L’affaire de Gérard Depardieu ne semble plus relever de la justice. Elle est devenue un vaste champ de bataille…


Je regarde l’affaire Depardieu avec un mélange de malaise, de tristesse et de lucidité. Non pas parce que je veux défendre un homme, une célébrité, ou minimiser les souffrances des femmes qui disent avoir été blessées ou abusées. Mais parce que cette affaire, comme d’autres avant elle, met à nu quelque chose de plus vaste, de plus profond : notre rapport malade au pouvoir, à la masculinité, à la parole, et à la violence.

Un procès qui appelle à la réflexion collective

Gérard Depardieu n’est pas un monstre. Il est un homme, un acteur, un corps vivant et débordant, comme souvent les grands artistes. Il porte en lui l’excès, le désir, parfois la confusion des limites. Il est aussi le produit d’un monde — celui du cinéma, du pouvoir, de l’impunité masculine — qui a trop longtemps toléré des comportements douteux, et parfois inacceptables. Il est à la fois responsable de ses gestes et victime d’un système qui l’a glorifié pour cela. Le problème, ce n’est pas seulement lui. C’est ce que nous avons fait collectivement de cette confusion entre désir et domination, entre séduction et emprise.

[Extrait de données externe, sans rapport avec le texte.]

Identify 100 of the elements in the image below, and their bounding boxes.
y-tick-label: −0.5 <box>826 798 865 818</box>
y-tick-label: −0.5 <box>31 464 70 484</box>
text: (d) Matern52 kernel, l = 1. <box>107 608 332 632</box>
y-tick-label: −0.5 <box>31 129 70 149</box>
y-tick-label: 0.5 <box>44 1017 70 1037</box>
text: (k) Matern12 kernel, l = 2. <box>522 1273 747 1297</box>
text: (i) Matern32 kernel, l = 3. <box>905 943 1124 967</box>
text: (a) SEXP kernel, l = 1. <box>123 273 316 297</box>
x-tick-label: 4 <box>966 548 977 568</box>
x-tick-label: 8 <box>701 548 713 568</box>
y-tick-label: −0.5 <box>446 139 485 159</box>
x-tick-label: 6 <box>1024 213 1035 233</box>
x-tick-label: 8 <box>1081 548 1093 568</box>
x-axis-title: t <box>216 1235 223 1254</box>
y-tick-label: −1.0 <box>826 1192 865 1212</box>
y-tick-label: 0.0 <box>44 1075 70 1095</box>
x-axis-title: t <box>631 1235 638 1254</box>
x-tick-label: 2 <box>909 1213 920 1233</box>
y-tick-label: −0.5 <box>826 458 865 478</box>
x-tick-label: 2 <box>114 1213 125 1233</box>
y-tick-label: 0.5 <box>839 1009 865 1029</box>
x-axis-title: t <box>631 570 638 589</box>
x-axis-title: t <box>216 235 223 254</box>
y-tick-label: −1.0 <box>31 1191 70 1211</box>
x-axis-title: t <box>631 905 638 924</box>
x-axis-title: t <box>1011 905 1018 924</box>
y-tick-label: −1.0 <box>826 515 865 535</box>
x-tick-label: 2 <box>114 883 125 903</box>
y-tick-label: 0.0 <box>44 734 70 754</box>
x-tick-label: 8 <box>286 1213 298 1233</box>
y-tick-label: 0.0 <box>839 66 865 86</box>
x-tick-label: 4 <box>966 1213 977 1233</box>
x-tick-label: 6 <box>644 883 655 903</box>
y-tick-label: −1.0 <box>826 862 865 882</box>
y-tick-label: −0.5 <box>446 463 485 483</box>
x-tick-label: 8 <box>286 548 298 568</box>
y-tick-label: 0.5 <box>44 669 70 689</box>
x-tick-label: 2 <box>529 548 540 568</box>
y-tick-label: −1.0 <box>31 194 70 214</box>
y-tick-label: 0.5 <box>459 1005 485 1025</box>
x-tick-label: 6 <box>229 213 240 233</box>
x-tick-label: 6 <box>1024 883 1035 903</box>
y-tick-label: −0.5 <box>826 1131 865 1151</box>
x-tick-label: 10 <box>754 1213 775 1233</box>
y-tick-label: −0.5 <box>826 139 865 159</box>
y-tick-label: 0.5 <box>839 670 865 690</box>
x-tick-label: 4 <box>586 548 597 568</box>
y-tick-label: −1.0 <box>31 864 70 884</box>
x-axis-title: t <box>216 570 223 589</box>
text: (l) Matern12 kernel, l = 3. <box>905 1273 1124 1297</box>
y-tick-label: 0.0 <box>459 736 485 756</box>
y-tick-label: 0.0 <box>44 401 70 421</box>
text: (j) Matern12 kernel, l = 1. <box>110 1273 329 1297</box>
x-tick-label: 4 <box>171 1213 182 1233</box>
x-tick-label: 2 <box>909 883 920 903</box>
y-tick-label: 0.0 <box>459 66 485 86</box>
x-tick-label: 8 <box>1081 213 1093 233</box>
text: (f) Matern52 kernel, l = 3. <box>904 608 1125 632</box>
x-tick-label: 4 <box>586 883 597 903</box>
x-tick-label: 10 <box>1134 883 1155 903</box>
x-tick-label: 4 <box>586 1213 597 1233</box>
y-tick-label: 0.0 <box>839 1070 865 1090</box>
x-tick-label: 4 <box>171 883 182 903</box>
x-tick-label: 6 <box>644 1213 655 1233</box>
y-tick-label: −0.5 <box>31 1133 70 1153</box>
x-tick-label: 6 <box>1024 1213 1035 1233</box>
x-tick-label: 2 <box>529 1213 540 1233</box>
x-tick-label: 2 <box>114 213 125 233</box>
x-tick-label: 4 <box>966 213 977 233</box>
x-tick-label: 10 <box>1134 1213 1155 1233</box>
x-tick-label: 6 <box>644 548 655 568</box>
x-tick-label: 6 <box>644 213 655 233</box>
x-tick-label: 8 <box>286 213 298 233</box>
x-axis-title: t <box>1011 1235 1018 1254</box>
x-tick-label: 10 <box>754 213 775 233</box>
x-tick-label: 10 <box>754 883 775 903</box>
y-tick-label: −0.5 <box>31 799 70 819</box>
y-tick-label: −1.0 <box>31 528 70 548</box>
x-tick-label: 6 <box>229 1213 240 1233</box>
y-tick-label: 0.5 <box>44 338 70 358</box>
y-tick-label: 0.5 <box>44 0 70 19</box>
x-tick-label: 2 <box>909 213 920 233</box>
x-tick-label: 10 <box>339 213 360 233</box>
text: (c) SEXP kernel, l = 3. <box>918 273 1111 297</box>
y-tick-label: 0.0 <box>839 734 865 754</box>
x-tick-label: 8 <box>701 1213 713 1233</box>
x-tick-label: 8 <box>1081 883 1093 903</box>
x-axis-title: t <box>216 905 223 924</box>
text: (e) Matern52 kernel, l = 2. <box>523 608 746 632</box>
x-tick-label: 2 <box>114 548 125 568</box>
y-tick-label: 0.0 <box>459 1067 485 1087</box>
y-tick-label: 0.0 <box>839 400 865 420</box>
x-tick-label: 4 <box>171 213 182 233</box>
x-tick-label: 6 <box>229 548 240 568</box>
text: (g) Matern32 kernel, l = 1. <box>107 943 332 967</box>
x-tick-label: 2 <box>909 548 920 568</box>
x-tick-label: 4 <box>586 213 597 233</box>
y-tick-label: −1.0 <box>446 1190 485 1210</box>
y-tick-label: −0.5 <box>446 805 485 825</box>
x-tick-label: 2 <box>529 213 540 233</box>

Mais ce qui me trouble aujourd’hui, c’est que cette affaire ne semble plus relever de la justice. Elle est devenue un champ de bataille. Depardieu n’est plus un homme à juger, à comprendre, éventuellement à condamner — il est un symbole à abattre. Et ce que je vois dans cette violence, c’est une colère légitime — celle des femmes blessées, méprisées, réduites au silence — qui, dans certains discours féministes contemporains, se transforme en stratégie de prise de pouvoir.

On ne combat plus un abus de pouvoir, on combat la masculinité elle-même.

Or c’est là que je me sens obligé de parler. Car il me semble qu’on oublie une chose essentielle : la masculinité n’est pas la violence. La masculinité n’est pas l’oppression. Elle est une énergie offensive, oui, une force tournée vers l’extérieur, vers le risque, la confrontation, parfois le conflit. Et cette conflictualité-là, cette tension fondatrice de l’humain, elle existe aussi dans le registre du désir et de la séduction.

Bug de civilisation

Il faut oser le dire : la drague masculine est souvent offensive. Elle est directe, parfois maladroite, parfois insistante. Ce n’est pas un bug de civilisation, c’est une donnée anthropologique. Depuis toujours, les codes du jeu amoureux sont asymétriques, et cela ne fait pas de chaque homme un prédateur. Le désir n’est pas toujours poli. Il bouscule, il s’expose, il prend des risques — et c’est là, justement, qu’il devient humain.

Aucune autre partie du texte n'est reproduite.